L’Électre n’est pas, à beaucoup près, la meilleure des pièces d’Euripide. La fable est romanesque et invraisemblable, les caractères manquent de dignité, et le dialogue tourne quelquefois presque au comique et à la parodie. Ainsi la façon plus ou moins heureuse dont Eschyle, dans les Choéphores, avait ménagé la reconnaissance d’Oreste et de sa sœur, est indirectement l’objet, dans l’Électre d’Euripide, d’une critique vive et spirituelle, mais un peu outrée, et qui n’est guère à sa place. Cette médiocre tragédie est encore une tragédie d’Euripide : il y a du mouvement, de l’intérêt, du pathétique ; les Athéniens n’ont pas été si durs pour elle que la plupart des critiques modernes, et ils ont tout pardonné à ce qui leur faisait verser des larmes.

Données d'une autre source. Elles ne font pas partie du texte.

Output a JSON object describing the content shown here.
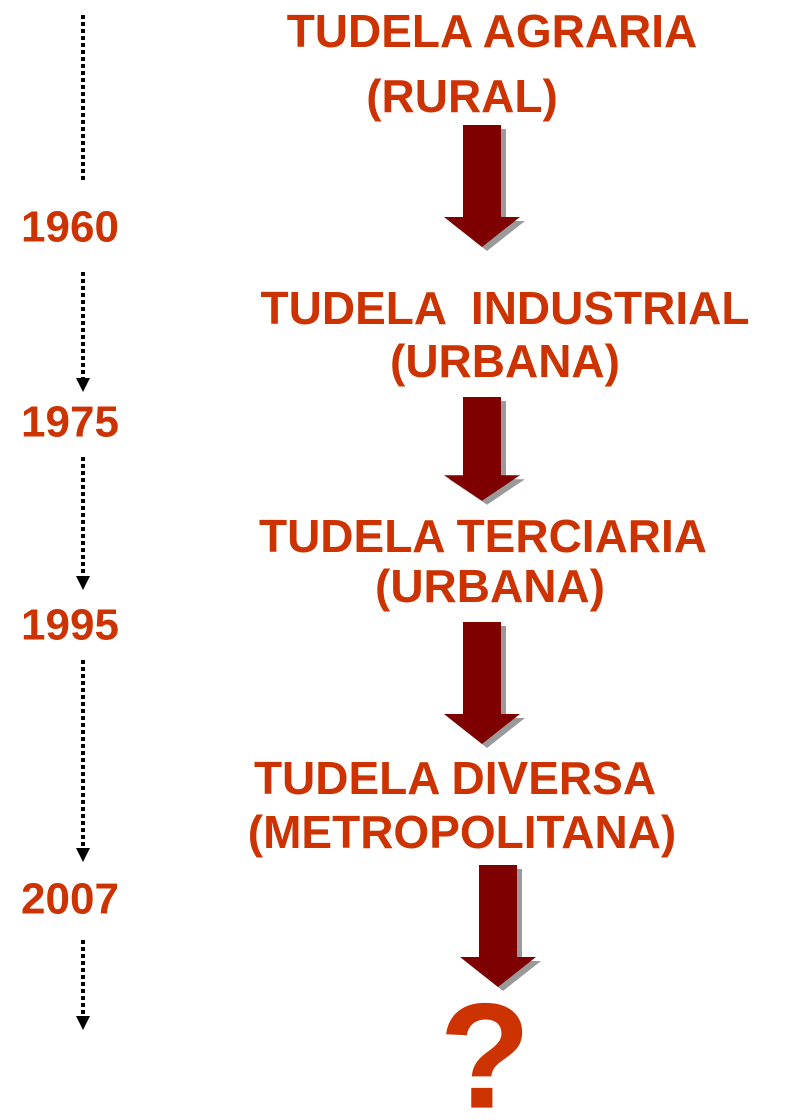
{
  "years": [
    "1960",
    "1975",
    "1995",
    "2007"
  ],
  "stages": [
    {
      "title": "TUDELA AGRARIA",
      "subtitle": "(RURAL)"
    },
    {
      "title": "TUDELA  INDUSTRIAL",
      "subtitle": "(URBANA)"
    },
    {
      "title": "TUDELA TERCIARIA",
      "subtitle": "(URBANA)"
    },
    {
      "title": "TUDELA DIVERSA",
      "subtitle": "(METROPOLITANA)"
    }
  ],
  "end": "?"
}
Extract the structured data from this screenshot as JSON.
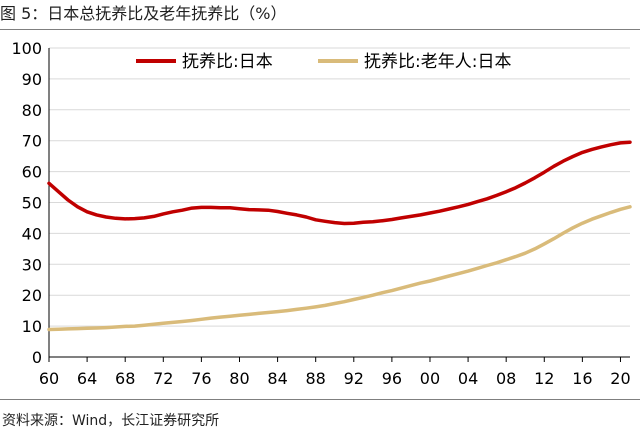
{
  "figure": {
    "title": "图 5：日本总抚养比及老年抚养比（%）",
    "source": "资料来源：Wind，长江证券研究所"
  },
  "chart_data": {
    "type": "line",
    "title": "",
    "xlabel": "",
    "ylabel": "",
    "x": [
      1960,
      1961,
      1962,
      1963,
      1964,
      1965,
      1966,
      1967,
      1968,
      1969,
      1970,
      1971,
      1972,
      1973,
      1974,
      1975,
      1976,
      1977,
      1978,
      1979,
      1980,
      1981,
      1982,
      1983,
      1984,
      1985,
      1986,
      1987,
      1988,
      1989,
      1990,
      1991,
      1992,
      1993,
      1994,
      1995,
      1996,
      1997,
      1998,
      1999,
      2000,
      2001,
      2002,
      2003,
      2004,
      2005,
      2006,
      2007,
      2008,
      2009,
      2010,
      2011,
      2012,
      2013,
      2014,
      2015,
      2016,
      2017,
      2018,
      2019,
      2020,
      2021
    ],
    "xlim": [
      1960,
      2021
    ],
    "xticks": [
      1960,
      1964,
      1968,
      1972,
      1976,
      1980,
      1984,
      1988,
      1992,
      1996,
      2000,
      2004,
      2008,
      2012,
      2016,
      2020
    ],
    "xtick_labels": [
      "60",
      "64",
      "68",
      "72",
      "76",
      "80",
      "84",
      "88",
      "92",
      "96",
      "00",
      "04",
      "08",
      "12",
      "16",
      "20"
    ],
    "ylim": [
      0,
      100
    ],
    "yticks": [
      0,
      10,
      20,
      30,
      40,
      50,
      60,
      70,
      80,
      90,
      100
    ],
    "grid": "horizontal",
    "legend_position": "top",
    "series": [
      {
        "name": "抚养比:日本",
        "color": "#c00000",
        "values": [
          56.2,
          53.5,
          50.8,
          48.6,
          47.0,
          46.0,
          45.3,
          44.9,
          44.7,
          44.8,
          45.0,
          45.5,
          46.3,
          47.0,
          47.5,
          48.2,
          48.4,
          48.4,
          48.3,
          48.3,
          48.0,
          47.7,
          47.6,
          47.5,
          47.1,
          46.5,
          46.0,
          45.3,
          44.4,
          43.9,
          43.5,
          43.2,
          43.3,
          43.6,
          43.8,
          44.1,
          44.5,
          45.0,
          45.5,
          46.0,
          46.6,
          47.2,
          47.9,
          48.6,
          49.4,
          50.3,
          51.2,
          52.3,
          53.5,
          54.8,
          56.3,
          58.0,
          59.8,
          61.7,
          63.4,
          64.9,
          66.2,
          67.2,
          68.0,
          68.7,
          69.3,
          69.5
        ]
      },
      {
        "name": "抚养比:老年人:日本",
        "color": "#d9bb7a",
        "values": [
          8.9,
          9.0,
          9.1,
          9.2,
          9.3,
          9.4,
          9.5,
          9.7,
          9.9,
          10.0,
          10.3,
          10.6,
          10.9,
          11.2,
          11.5,
          11.8,
          12.2,
          12.6,
          12.9,
          13.2,
          13.5,
          13.8,
          14.1,
          14.4,
          14.7,
          15.0,
          15.4,
          15.8,
          16.2,
          16.7,
          17.3,
          17.9,
          18.6,
          19.3,
          20.0,
          20.8,
          21.5,
          22.3,
          23.1,
          23.9,
          24.6,
          25.4,
          26.2,
          27.0,
          27.8,
          28.7,
          29.6,
          30.5,
          31.5,
          32.5,
          33.6,
          35.0,
          36.6,
          38.3,
          40.1,
          41.8,
          43.3,
          44.6,
          45.7,
          46.8,
          47.8,
          48.6
        ]
      }
    ]
  }
}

Après la prise d’Athènes par Lysandre, il fut question parmi les vainqueurs de détruire la ville, et de réduire tous les citoyens en esclavage : « L’assemblée, dit Plutarque dans la Vie de Lysandre, fut suivie d’un festin où se trouvèrent tous les généraux, et pendant lequel un Phocéen chanta ces vers du premier chœur de l’Électre d’Euripide : O fille d’Agamemnon, je suis venue vers ta demeure rustique…. À ce moment, tous les convives se trouvèrent attendris ; et ils virent tout ce qu’il y aurait d’horrible à détruire une ville si célèbre et qui avait produit de si grands hommes. »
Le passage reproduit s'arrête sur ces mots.